5Linksの開発秘話から見る日本の自転車産業の空洞化


かつて自転車産業は日本が中心となっていたが、プラザ合意後の円高等により工場の海外移転などにより自転車産業の中心は台湾となったと言われている。自分みたいなユーザーにとって、工場の海外移転がどのような影響を与えるのがあまりわからないが、5Links2のブログを見ると、工場の移転により日本では自転車関連のモノづくりが衰退しているようだ。

アルミ製の折りたたみ自転車は「中国」か「台湾」でしか量産製造はできない

「デザインコンセプト」10 日本発の自転車とは・・・ / 5LINKS – ファイブリンクスでは、当初は日本製の折りたたみ自転車を製作しようとしたが、上手くいかない話がある。

いろいろな経緯があり、現在の私の師匠である「絹自転車」のA氏に出会うと、
「「中国」か「台湾」でしかアルミ製折り畳み自転車の量産製造はできない」
とのアドバイスをいただき、彼の工場で鉄製の構造試作車を作ってもらった後に、「台湾・中国行脚」OEM工場探しを始めたのでした。着想から4年後、2006年頃の話です。

アルミ製の折りたたみ自転車は「中国」か「台湾」でしか量産製造はできないというのは、エンドユーザーから見ると衝撃的な話だ。

台湾だと条件付きで容易に部品を作ってくれる

日本でCAD図面を使って、CNCで作ることもできますが、大量に作る場合は別にしても、少量であればかなりのコストがかかります。
以前に記載したように、台湾で開発するということは、他の量産車にも使用できる可能性のあるパーツであれば、「アルミの加工工場さん」は喜んで?作ってくれるわけです。その代わりオープンモールド(公開され他社が使ってもいいパーツ)となりますが。

「日々是改善」(ひびこれかいぜん)2 防水キャップ / 5LINKS – ファイブリンクスから引用。
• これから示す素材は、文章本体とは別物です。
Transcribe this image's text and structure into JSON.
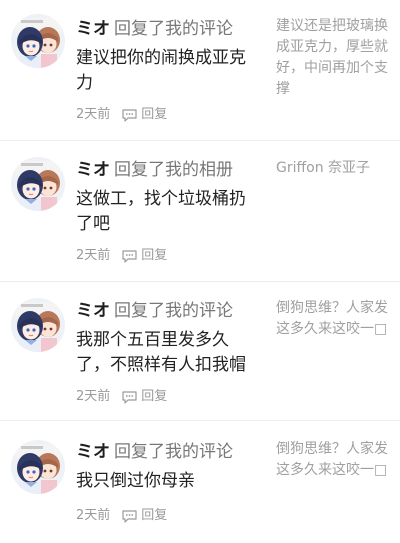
{
  "notifications": [
    {
      "username": "ミオ",
      "action": "回复了我的评论",
      "body": "建议把你的闹换成亚克力",
      "time": "2天前",
      "reply_label": "回复",
      "quote": "建议还是把玻璃换成亚克力，厚些就好，中间再加个支撑"
    },
    {
      "username": "ミオ",
      "action": "回复了我的相册",
      "body": "这做工，找个垃圾桶扔了吧",
      "time": "2天前",
      "reply_label": "回复",
      "quote": "Griffon 奈亚子"
    },
    {
      "username": "ミオ",
      "action": "回复了我的评论",
      "body": "我那个五百里发多久了，不照样有人扣我帽",
      "time": "2天前",
      "reply_label": "回复",
      "quote": "倒狗思维？人家发这多久来这咬一□"
    },
    {
      "username": "ミオ",
      "action": "回复了我的评论",
      "body": "我只倒过你母亲",
      "time": "2天前",
      "reply_label": "回复",
      "quote": "倒狗思维？人家发这多久来这咬一□"
    }
  ],
  "icons": {
    "reply": "comment-bubble-icon",
    "avatar": "anime-girls-avatar"
  },
  "colors": {
    "username": "#1e1e1e",
    "secondary": "#777777",
    "muted": "#9a9a9a",
    "divider": "#ededed"
  }
}
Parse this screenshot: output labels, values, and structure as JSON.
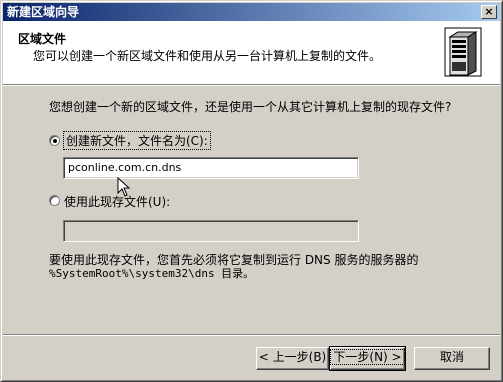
{
  "window": {
    "title": "新建区域向导",
    "close_label": "×"
  },
  "header": {
    "title": "区域文件",
    "subtitle": "您可以创建一个新区域文件和使用从另一台计算机上复制的文件。"
  },
  "question": "您想创建一个新的区域文件，还是使用一个从其它计算机上复制的现存文件?",
  "options": {
    "create_label": "创建新文件，文件名为(C):",
    "create_value": "pconline.com.cn.dns",
    "existing_label": "使用此现存文件(U):",
    "existing_value": ""
  },
  "note": {
    "line1": "要使用此现存文件，您首先必须将它复制到运行 DNS 服务的服务器的",
    "line2": "%SystemRoot%\\system32\\dns 目录。"
  },
  "buttons": {
    "back": "< 上一步(B)",
    "next": "下一步(N) >",
    "cancel": "取消"
  },
  "colors": {
    "face": "#d4d0c8",
    "title_start": "#0a246a",
    "title_end": "#a6caf0"
  }
}
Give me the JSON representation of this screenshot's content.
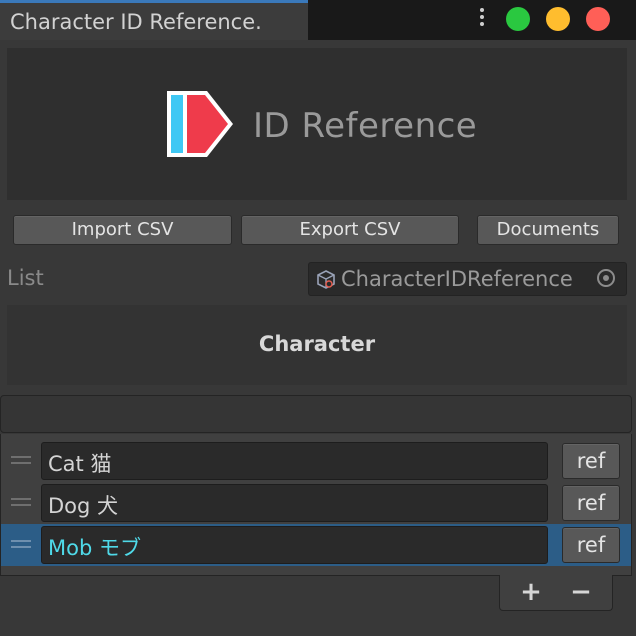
{
  "window": {
    "tab_title": "Character ID Reference."
  },
  "logo": {
    "text": "ID Reference",
    "colors": {
      "left_bar": "#3fc8f4",
      "arrow": "#ef3b4b",
      "outline": "#ffffff"
    }
  },
  "toolbar": {
    "import_label": "Import CSV",
    "export_label": "Export CSV",
    "documents_label": "Documents"
  },
  "list_field": {
    "label": "List",
    "value": "CharacterIDReference",
    "icon": "scriptable-object-icon"
  },
  "header": {
    "title": "Character"
  },
  "items": [
    {
      "name": "Cat 猫",
      "ref_label": "ref",
      "selected": false
    },
    {
      "name": "Dog 犬",
      "ref_label": "ref",
      "selected": false
    },
    {
      "name": "Mob モブ",
      "ref_label": "ref",
      "selected": true
    }
  ],
  "footer": {
    "add_label": "+",
    "remove_label": "−"
  },
  "colors": {
    "selection": "#2c5d87",
    "selected_text": "#4fd9e8",
    "tab_accent": "#3a79bb"
  }
}
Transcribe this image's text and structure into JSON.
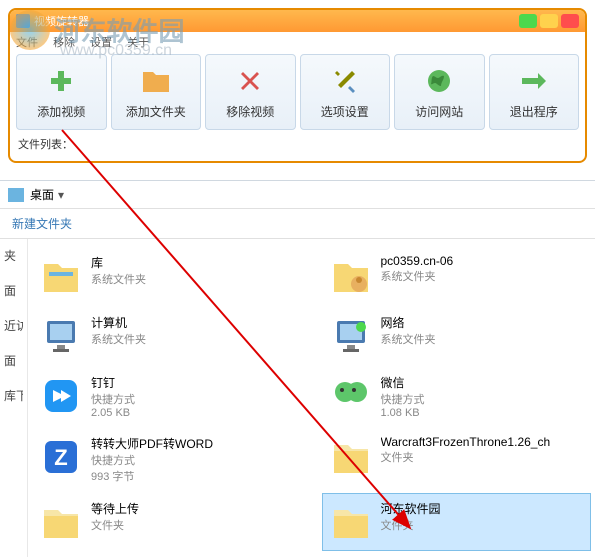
{
  "watermark": {
    "text": "河东软件园",
    "url": "www.pc0359.cn"
  },
  "app": {
    "title": "视频旋转器",
    "menu": {
      "file": "文件",
      "remove": "移除",
      "settings": "设置",
      "about": "关于"
    },
    "toolbar": {
      "add_video": "添加视频",
      "add_folder": "添加文件夹",
      "remove_video": "移除视频",
      "options": "选项设置",
      "visit_site": "访问网站",
      "exit": "退出程序"
    },
    "status_label": "文件列表："
  },
  "explorer": {
    "path": "桌面",
    "subbar": "新建文件夹",
    "sidebar": [
      "夹",
      "面",
      "近访问的位置",
      "面",
      "库下载"
    ],
    "items": [
      {
        "name": "库",
        "type": "系统文件夹",
        "size": ""
      },
      {
        "name": "pc0359.cn-06",
        "type": "系统文件夹",
        "size": ""
      },
      {
        "name": "计算机",
        "type": "系统文件夹",
        "size": ""
      },
      {
        "name": "网络",
        "type": "系统文件夹",
        "size": ""
      },
      {
        "name": "钉钉",
        "type": "快捷方式",
        "size": "2.05 KB"
      },
      {
        "name": "微信",
        "type": "快捷方式",
        "size": "1.08 KB"
      },
      {
        "name": "转转大师PDF转WORD",
        "type": "快捷方式",
        "size": "993 字节"
      },
      {
        "name": "Warcraft3FrozenThrone1.26_ch",
        "type": "文件夹",
        "size": ""
      },
      {
        "name": "等待上传",
        "type": "文件夹",
        "size": ""
      },
      {
        "name": "河东软件园",
        "type": "文件夹",
        "size": ""
      }
    ]
  }
}
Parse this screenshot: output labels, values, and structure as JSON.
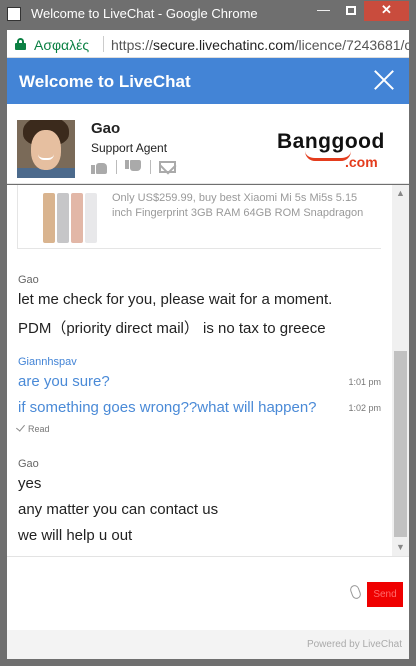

日本では製作を行っても製造基盤が無いため、量産数が少なくなり高価になるが、台湾だと製造基盤があるため、汎用性があり他社が使用しても良い部品なら、作ってくれるとのこと。

フレームパイプが選び放題で設計の自由度が増す

から日本で「傘」(編集注:5Linksの初期のコンセプトモデル名)を作ろうとしたときに、フレームに使用するアルミ管を選択しようとしたら、単純な「円管」と「角型管」しか調達できないであろうということでシンプルな車両デザインを描いていったのですが、実際フレーム製造工場に行くと、
工場の棚(幅10m高さ3mくらいでしょうか)に、無造作に何百種類という形のチューブ(トップチューブ、ダウンチューブ等)が刺さっていて、まるでミツバチの巣のような光景を見せられたのです。
そして係の人から、「好きなパイプを選んで」と言われたのです。
変わった形状の押し出し管やハイドロフォーミング技術などを使った管が選び放題で、曲げ加工や厚み、テーパーなどもお好みで変更が効くというのです。

「デザインコンセプト」10 日本発の自転車とは・・・ / 5LINKS – ファイブリンクスから。因みに、台湾のフレームブランドのKinesisは、フレームだけでなくチューブ単位のカタログがある。ダウンチューブだけで37ページあり、様々なパイプがあるのがわかると思う。

生産国の強みはインフラを握っているということ

5Linksの開発秘話を見ると、台湾の自転車産業の強みは生産国の強みでインフラを握っていることなのではないかと思う。工場を海外に移し、生産の中心が海外になると最終的に設計から生産までのインフラを奪われ、日本で容易に生産ができなくなり消費しかできなくなる事例となるのがわかる。近年の日本は「モノづくり」を謳っているが、自転車産業は「モノづくり」を言うのは難しくなっている。安易に「モノづくり」を言う漠然としたイメージに乗るより、空洞化を行っている他の業界も「自転車産業化」してしまうのではないかと危惧したほうが良いのではないかと思う。